It was not wise to discourage eleemosynary establishments.
It would be better for the Crown to see what could be done to improve
the colleges by administering existing laws.
In reviewing the past ten years we exclaim, truly has the period from
1841 to 1850, in the political life of Mr. Gladstone, been called a
memorable decade.
It was in the year 1850, as we have seen, that the Gladstones were
plunged into domestic sorrow by the death of their little daughter,
Catharine Jessy; and it was this same year that brought to Mr. Gladstone
another grief from a very different source. This second bereavement was
caused by the withdrawal of two of his oldest and most intimate friends,
the Archdeacon of Chichester and Mr. J.R. Hope, from the Protestant
Episcopal Church of England and their union with the Roman Catholic
Church.
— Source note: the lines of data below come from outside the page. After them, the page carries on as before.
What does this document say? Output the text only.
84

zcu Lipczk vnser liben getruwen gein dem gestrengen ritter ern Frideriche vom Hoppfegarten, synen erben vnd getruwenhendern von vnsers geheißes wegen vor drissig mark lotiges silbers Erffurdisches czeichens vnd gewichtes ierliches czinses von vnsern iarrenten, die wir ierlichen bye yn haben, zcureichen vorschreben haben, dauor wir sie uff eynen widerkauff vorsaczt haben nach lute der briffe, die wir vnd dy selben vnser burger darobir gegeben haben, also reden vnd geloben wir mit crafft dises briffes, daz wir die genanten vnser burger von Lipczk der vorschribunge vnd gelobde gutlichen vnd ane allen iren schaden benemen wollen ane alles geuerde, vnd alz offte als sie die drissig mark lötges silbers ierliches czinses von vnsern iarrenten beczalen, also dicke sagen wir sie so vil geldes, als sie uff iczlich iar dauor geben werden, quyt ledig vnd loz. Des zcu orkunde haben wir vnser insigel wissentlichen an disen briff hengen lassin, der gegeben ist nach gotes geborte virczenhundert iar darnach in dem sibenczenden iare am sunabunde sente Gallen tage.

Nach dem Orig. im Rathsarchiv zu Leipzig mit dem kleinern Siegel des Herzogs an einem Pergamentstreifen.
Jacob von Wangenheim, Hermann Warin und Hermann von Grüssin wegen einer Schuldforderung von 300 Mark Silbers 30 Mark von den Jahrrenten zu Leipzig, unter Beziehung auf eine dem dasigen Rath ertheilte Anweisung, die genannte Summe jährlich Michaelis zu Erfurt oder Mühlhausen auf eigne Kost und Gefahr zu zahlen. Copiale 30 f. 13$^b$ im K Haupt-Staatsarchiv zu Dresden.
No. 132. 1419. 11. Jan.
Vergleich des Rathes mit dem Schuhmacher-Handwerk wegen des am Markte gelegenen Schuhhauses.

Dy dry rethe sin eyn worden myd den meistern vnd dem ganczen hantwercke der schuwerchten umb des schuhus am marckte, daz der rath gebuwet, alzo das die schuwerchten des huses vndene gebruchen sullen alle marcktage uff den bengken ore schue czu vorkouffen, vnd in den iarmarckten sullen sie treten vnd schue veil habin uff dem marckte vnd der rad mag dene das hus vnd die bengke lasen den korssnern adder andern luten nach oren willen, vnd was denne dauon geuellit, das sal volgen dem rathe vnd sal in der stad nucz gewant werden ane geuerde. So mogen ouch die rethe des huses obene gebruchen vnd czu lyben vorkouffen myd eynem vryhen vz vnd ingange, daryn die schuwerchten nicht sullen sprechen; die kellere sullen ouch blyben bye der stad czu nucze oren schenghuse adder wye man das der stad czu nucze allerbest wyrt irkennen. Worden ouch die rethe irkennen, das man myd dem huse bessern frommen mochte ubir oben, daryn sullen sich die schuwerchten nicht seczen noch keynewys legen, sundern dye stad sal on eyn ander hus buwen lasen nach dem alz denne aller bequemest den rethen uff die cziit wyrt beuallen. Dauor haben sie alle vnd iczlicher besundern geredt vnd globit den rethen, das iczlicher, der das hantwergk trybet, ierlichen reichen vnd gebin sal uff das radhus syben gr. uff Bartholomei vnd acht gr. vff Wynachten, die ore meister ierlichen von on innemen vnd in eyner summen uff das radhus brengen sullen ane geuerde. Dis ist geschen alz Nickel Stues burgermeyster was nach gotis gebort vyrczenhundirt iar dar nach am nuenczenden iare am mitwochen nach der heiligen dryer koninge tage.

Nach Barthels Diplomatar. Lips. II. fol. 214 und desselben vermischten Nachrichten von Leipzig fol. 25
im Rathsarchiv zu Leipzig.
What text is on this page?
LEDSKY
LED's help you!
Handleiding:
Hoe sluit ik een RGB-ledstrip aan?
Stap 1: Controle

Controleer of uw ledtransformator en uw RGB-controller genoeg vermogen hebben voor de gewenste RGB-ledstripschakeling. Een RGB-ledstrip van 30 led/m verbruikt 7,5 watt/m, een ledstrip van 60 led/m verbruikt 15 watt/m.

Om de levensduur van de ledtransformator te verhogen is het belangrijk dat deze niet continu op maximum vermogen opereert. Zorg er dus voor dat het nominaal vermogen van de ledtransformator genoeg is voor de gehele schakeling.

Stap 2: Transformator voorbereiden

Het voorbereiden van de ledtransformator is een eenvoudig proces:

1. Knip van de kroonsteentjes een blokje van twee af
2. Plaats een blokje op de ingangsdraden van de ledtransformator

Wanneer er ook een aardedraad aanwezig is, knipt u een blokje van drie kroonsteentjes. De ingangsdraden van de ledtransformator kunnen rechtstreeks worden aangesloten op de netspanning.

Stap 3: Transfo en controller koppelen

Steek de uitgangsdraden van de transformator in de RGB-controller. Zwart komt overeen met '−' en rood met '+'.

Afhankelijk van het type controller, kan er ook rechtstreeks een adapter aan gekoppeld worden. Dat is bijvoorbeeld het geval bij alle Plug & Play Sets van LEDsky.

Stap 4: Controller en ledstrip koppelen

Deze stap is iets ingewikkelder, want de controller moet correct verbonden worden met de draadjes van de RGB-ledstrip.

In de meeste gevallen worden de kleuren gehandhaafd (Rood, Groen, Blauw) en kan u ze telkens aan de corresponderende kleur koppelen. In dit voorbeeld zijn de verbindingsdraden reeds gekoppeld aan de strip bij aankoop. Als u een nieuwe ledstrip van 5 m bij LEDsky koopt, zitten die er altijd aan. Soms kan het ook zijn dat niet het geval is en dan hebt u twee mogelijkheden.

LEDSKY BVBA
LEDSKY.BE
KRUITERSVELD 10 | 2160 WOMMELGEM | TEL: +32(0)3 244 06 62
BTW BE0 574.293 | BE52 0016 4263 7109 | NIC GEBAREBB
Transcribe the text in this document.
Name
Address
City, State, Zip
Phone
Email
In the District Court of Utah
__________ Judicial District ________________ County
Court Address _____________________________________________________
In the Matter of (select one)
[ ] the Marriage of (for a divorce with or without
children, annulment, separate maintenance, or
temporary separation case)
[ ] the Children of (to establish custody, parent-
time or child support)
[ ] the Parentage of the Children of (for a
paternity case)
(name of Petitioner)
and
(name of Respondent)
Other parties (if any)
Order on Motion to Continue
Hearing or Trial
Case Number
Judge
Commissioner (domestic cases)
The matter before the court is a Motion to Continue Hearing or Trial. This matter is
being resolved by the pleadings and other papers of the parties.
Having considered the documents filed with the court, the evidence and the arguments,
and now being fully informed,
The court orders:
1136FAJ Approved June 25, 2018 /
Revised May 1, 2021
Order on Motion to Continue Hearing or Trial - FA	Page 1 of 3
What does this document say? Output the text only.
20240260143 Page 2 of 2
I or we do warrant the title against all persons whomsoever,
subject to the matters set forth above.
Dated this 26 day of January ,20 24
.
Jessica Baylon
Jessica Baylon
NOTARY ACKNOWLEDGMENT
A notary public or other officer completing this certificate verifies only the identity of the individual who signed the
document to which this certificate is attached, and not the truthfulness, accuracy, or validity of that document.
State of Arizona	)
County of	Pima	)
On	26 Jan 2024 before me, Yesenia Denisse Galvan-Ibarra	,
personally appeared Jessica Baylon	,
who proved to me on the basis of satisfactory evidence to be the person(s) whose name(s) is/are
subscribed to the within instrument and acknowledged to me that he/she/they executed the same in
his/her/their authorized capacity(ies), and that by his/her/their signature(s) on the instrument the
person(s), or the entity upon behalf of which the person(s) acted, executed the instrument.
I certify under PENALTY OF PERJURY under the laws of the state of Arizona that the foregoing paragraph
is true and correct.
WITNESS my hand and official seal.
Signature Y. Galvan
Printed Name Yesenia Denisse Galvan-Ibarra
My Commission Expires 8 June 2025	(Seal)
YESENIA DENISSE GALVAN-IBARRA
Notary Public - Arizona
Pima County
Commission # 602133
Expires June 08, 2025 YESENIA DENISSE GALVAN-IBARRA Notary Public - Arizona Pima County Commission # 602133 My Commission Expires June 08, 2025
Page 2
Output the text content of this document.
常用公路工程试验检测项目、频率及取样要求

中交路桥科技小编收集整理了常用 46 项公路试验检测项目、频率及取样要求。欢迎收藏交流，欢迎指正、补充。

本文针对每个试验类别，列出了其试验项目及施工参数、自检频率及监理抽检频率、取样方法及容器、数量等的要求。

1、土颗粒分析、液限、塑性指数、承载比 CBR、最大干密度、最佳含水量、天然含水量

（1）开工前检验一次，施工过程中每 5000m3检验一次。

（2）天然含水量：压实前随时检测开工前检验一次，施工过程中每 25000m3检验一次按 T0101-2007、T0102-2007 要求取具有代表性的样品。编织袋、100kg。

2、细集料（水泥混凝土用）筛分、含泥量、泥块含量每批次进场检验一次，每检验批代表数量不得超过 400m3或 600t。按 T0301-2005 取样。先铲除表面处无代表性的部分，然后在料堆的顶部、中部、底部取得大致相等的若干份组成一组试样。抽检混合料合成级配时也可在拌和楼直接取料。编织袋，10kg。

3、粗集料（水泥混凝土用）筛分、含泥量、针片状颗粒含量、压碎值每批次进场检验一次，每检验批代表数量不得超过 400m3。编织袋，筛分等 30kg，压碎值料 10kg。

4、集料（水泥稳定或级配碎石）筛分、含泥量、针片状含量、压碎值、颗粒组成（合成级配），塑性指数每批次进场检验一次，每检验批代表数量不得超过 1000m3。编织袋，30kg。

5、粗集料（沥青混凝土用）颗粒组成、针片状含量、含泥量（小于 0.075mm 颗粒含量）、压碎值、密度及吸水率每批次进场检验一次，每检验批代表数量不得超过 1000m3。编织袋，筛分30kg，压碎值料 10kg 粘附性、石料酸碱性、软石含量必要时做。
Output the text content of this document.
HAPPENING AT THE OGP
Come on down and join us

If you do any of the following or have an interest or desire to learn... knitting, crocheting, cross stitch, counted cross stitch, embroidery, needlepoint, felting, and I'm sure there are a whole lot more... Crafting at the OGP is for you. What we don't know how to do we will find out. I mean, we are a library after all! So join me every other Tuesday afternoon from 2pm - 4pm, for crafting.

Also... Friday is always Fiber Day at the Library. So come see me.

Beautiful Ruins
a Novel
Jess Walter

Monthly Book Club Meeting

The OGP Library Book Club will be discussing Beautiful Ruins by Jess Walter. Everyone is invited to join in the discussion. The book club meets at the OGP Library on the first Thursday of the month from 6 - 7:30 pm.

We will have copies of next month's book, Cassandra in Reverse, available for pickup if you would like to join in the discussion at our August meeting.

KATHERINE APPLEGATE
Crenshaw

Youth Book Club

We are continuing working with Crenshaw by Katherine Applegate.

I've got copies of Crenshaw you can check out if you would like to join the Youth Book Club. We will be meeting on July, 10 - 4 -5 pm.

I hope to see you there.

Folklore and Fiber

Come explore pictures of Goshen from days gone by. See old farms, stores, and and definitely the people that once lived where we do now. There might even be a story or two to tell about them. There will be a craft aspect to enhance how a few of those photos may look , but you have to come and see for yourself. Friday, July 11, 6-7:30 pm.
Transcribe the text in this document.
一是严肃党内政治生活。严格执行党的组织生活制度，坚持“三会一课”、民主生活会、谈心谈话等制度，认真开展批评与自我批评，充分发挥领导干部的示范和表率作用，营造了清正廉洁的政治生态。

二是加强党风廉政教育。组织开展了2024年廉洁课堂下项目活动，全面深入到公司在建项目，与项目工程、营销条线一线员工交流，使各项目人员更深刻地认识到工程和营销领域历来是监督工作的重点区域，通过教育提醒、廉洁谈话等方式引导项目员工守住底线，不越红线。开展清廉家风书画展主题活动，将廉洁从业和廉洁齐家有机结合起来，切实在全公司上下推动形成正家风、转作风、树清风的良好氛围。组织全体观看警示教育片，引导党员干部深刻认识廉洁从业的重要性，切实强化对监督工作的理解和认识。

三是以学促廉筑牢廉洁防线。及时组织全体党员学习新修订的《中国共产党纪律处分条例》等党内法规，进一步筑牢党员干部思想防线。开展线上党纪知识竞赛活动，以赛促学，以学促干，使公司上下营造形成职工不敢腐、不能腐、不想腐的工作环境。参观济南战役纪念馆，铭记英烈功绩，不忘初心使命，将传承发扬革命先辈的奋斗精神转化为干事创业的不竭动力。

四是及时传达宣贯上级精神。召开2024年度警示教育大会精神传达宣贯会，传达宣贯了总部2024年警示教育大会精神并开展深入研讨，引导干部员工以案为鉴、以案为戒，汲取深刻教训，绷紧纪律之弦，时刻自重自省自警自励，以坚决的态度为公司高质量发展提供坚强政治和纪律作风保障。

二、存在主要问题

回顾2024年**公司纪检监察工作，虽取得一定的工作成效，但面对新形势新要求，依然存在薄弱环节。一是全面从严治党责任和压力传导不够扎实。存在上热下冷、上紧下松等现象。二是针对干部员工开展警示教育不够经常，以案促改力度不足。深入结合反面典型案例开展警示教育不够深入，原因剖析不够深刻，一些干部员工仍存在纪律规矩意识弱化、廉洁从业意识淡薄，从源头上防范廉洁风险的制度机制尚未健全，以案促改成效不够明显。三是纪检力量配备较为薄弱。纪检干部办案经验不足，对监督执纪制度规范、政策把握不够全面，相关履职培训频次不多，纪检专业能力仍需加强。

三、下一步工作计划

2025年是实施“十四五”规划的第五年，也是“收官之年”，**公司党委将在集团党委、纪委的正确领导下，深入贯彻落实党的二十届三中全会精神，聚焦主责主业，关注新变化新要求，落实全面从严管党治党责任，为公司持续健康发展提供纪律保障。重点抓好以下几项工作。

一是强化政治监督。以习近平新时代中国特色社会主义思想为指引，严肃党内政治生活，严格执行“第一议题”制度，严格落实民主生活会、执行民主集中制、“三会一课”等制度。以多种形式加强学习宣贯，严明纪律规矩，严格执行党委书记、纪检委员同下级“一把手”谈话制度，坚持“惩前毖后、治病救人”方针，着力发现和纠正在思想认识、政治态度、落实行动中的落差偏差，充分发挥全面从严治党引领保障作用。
Mr. Hope, who became Hope-Scott on succeeding to the estate of
Abbotsford, was the gentleman who helped Mr. Gladstone in getting
through the press his book on Church and State, revising, correcting and
reading proof. The Archdeacon, afterwards Cardinal Manning, had, from
his undergraduate days, exercised a powerful influence over his
contemporaries. He was gifted with maturity of intellect and character,
had great shrewdness, much tenacity of will, a cogent, attractive style,
combined with an impressive air of authority, to which the natural
advantages of person and bearing added force.